24/10/00

Cutting Edge Israeli Art at Israel Museum

 

A DOLL’S HOUSE

IRINA BIRGER - KAREN RUSSO – RUTI NEMET – ZOYA CHERKASSKY

 

A Doll's House is the fourth exhibition in the framework of the Joint project for young art at the Israel Museum. The four women artists taking part in this exhibition: Irina Birger, Karen Russo, Ruti Nemet and Zoya Cherkassky, are showing three installations in the exhibition. On the surface, their installation works differ one from the other both in character and in creative process, yet the common element is almost immediately apparent. Each work is made up of images taken from different 'artistic' fields: painting, sculpture or photography as well as images drawn from media sources such as voices taped from the television and internet, animation and especially cinematic images.

These many sources do not only serve to concretize the interdisciplinary characteristic of contemporary culture, each one in its own way also raises and interprets images connected to the more hidden worlds of mythology, folktales, fairy stories and the research of the sub-conscience. In Karen Russo's installation, The Mute, for example, the descent into a complex, hidden world is immediate and concrete. The work opens with a staircase leading down into a mine, a dark passage that receives the viewer in a physical manner and 'initiates' him into the other aspects of the installation. Russo sees her installation space as a cave in the depths of the earth, representing hell, madness, the kingdom of darkness and irrationality. The space contains scientific data, archaeological finds and figures and objects from folktales, horror stories and movies.

Part of a Russian animated film, The Snow Queen, is at the center of Irina Birger's installation, also entitled The Snow Queen, - a nostalgic passage into the world of folk tales as seen through the cinematic experience of childhood. The scene shown here can be read as an index to the entire story, which depicts the boy Kay's exit from the world into the Ice Kingdom and the palace of the Snow Queen, who represents all that is irrational and lacking in emotion. Kay is eventually redeemed from his imprisonment and returned to the world and the realm of reality with the help of his love, Gerda. Birgir brings this tale of dark magic to life by screening her images on, and through, a screen of glass stalactites.

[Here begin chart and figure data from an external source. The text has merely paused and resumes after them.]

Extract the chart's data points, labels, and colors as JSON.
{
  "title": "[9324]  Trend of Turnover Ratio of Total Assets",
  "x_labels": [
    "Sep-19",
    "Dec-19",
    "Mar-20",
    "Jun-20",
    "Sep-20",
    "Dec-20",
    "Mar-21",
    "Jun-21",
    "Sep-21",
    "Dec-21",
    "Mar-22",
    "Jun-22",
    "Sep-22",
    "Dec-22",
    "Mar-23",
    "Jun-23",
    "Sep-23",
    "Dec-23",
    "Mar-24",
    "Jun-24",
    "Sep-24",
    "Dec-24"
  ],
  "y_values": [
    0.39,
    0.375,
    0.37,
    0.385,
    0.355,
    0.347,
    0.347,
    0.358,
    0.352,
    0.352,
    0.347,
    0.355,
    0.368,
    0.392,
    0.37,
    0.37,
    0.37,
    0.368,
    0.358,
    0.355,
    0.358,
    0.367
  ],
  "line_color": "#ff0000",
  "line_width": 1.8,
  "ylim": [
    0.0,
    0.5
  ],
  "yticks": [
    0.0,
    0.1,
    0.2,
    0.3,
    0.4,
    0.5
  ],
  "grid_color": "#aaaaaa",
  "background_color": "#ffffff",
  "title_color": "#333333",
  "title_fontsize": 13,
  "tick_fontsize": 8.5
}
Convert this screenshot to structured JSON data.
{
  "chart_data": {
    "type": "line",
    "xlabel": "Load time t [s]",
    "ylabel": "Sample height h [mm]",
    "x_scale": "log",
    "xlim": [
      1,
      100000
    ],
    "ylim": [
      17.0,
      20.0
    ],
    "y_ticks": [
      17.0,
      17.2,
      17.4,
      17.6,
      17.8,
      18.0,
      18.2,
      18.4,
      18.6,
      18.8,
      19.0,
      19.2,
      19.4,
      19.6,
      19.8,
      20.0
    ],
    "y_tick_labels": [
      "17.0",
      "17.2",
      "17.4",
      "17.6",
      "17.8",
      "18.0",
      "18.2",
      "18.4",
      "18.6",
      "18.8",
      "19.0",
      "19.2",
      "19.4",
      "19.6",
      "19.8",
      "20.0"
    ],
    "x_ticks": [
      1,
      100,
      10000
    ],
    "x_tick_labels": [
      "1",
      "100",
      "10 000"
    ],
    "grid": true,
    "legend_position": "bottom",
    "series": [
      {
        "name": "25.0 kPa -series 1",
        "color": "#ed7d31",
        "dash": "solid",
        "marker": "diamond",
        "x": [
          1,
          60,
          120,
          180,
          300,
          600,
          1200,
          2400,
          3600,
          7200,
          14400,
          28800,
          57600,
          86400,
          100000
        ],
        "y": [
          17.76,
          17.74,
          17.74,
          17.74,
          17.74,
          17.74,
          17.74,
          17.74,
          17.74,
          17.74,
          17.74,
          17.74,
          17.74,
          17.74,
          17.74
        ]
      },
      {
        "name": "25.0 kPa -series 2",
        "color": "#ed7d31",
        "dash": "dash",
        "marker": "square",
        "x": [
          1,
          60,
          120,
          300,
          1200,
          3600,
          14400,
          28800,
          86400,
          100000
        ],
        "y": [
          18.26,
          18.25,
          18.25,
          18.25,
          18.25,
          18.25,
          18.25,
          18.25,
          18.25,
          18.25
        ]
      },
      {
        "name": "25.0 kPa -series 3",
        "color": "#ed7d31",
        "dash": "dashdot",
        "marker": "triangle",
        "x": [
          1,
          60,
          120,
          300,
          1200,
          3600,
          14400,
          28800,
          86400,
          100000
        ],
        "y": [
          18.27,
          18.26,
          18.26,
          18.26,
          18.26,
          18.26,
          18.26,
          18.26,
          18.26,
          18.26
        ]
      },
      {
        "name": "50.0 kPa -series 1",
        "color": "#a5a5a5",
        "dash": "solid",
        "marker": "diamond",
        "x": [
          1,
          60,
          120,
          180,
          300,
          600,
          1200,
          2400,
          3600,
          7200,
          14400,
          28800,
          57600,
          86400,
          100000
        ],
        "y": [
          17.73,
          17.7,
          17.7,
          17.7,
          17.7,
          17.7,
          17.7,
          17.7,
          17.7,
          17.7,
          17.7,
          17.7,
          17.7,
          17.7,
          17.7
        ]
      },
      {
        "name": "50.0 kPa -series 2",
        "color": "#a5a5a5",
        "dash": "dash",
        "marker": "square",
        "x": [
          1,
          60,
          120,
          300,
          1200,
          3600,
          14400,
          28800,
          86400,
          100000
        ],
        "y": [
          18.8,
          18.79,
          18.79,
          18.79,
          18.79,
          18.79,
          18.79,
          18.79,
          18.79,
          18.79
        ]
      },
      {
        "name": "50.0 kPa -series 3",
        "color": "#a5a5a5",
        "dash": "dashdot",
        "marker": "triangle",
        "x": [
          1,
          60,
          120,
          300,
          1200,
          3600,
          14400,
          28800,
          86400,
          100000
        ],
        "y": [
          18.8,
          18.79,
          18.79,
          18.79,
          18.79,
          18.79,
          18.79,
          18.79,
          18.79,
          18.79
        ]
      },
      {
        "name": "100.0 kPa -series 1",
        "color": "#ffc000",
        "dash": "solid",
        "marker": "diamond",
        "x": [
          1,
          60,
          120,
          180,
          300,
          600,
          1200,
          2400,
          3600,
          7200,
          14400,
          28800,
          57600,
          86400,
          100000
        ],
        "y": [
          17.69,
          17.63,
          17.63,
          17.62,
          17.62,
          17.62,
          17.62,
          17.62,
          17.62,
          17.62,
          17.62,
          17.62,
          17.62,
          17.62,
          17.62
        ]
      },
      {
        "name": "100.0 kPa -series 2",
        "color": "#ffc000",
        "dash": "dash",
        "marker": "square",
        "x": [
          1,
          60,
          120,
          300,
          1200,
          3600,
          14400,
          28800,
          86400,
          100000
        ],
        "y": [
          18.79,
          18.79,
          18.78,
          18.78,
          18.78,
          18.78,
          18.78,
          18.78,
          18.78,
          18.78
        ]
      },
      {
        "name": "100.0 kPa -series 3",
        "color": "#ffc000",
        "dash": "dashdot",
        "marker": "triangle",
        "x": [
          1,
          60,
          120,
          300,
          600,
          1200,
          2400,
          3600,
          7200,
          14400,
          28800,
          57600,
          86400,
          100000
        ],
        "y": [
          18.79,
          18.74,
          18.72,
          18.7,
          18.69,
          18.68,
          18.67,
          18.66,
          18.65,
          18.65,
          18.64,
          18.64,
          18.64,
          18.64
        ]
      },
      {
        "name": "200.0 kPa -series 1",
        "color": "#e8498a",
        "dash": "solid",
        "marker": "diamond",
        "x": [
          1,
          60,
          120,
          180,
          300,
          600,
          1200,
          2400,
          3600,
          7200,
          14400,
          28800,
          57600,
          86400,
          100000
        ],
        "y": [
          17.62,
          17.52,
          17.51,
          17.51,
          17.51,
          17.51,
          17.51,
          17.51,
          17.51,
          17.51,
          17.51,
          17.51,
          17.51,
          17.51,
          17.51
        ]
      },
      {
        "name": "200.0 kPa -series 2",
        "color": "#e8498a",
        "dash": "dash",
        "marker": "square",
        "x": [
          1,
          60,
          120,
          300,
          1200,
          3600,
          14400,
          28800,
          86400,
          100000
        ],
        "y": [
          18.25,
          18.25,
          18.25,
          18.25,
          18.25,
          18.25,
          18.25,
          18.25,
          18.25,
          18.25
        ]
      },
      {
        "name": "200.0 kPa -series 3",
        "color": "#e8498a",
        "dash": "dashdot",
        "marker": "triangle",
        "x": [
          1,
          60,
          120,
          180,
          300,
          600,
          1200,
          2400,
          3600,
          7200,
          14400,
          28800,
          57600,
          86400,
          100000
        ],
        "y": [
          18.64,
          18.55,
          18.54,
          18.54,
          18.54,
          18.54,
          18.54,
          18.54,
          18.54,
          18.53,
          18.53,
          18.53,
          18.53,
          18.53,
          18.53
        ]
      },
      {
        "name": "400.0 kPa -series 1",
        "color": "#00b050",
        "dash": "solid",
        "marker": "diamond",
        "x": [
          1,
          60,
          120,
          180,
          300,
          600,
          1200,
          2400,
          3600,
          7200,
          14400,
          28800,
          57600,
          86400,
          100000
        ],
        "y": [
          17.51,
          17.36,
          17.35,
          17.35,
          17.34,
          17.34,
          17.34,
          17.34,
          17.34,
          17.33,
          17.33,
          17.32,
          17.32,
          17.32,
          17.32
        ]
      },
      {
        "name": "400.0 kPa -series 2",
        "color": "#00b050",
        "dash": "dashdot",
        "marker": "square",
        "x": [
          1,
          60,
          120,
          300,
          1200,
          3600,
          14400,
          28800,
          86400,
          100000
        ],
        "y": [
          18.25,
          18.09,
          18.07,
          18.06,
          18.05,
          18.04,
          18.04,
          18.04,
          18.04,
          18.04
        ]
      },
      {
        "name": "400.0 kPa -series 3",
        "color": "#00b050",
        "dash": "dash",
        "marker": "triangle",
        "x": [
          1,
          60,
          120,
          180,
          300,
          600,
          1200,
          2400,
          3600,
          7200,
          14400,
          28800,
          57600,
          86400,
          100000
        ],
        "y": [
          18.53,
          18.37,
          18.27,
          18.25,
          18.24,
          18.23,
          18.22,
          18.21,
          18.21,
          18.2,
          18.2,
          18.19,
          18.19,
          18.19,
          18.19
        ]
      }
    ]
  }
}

Through doll-like figures of themselves and their friends, Ruti Nemet and Zoya Cherkassky replicate the intimate world of their circle. In their installation entitled Study-cases, they are recreated as frozen bodies, dense and tactile, healthily "dead", without having died or been killed. Ruti and Zoya use the dolls as a game that becomes an alternative world, created by the precise copying of their existing one. The extended time taken to create the dolls and their environments sharpens their reality and dialectic existence, until there is no contradiction between the "real" and the alternative, illusory time and place. Dream markers and realms of the imagination are only hinted at within the doll's bodies. The figures' faces are slightly contorted, bordering on the edge of a grotesque countenance, which hints at the possibilities of their belonging to a species of harmful figures.

The immediacy and concreteness of these installations, on the one hand, and their complexity as stories which also hint at a secret world, on the other, gives these works by Ruti Nemet and Zoya Cherkassky, Karen Russo, and Irina Birger an allegorical touch, a dimension of a fable whose meaning has vanished.

The exhibition was curated by Sarit Shapira.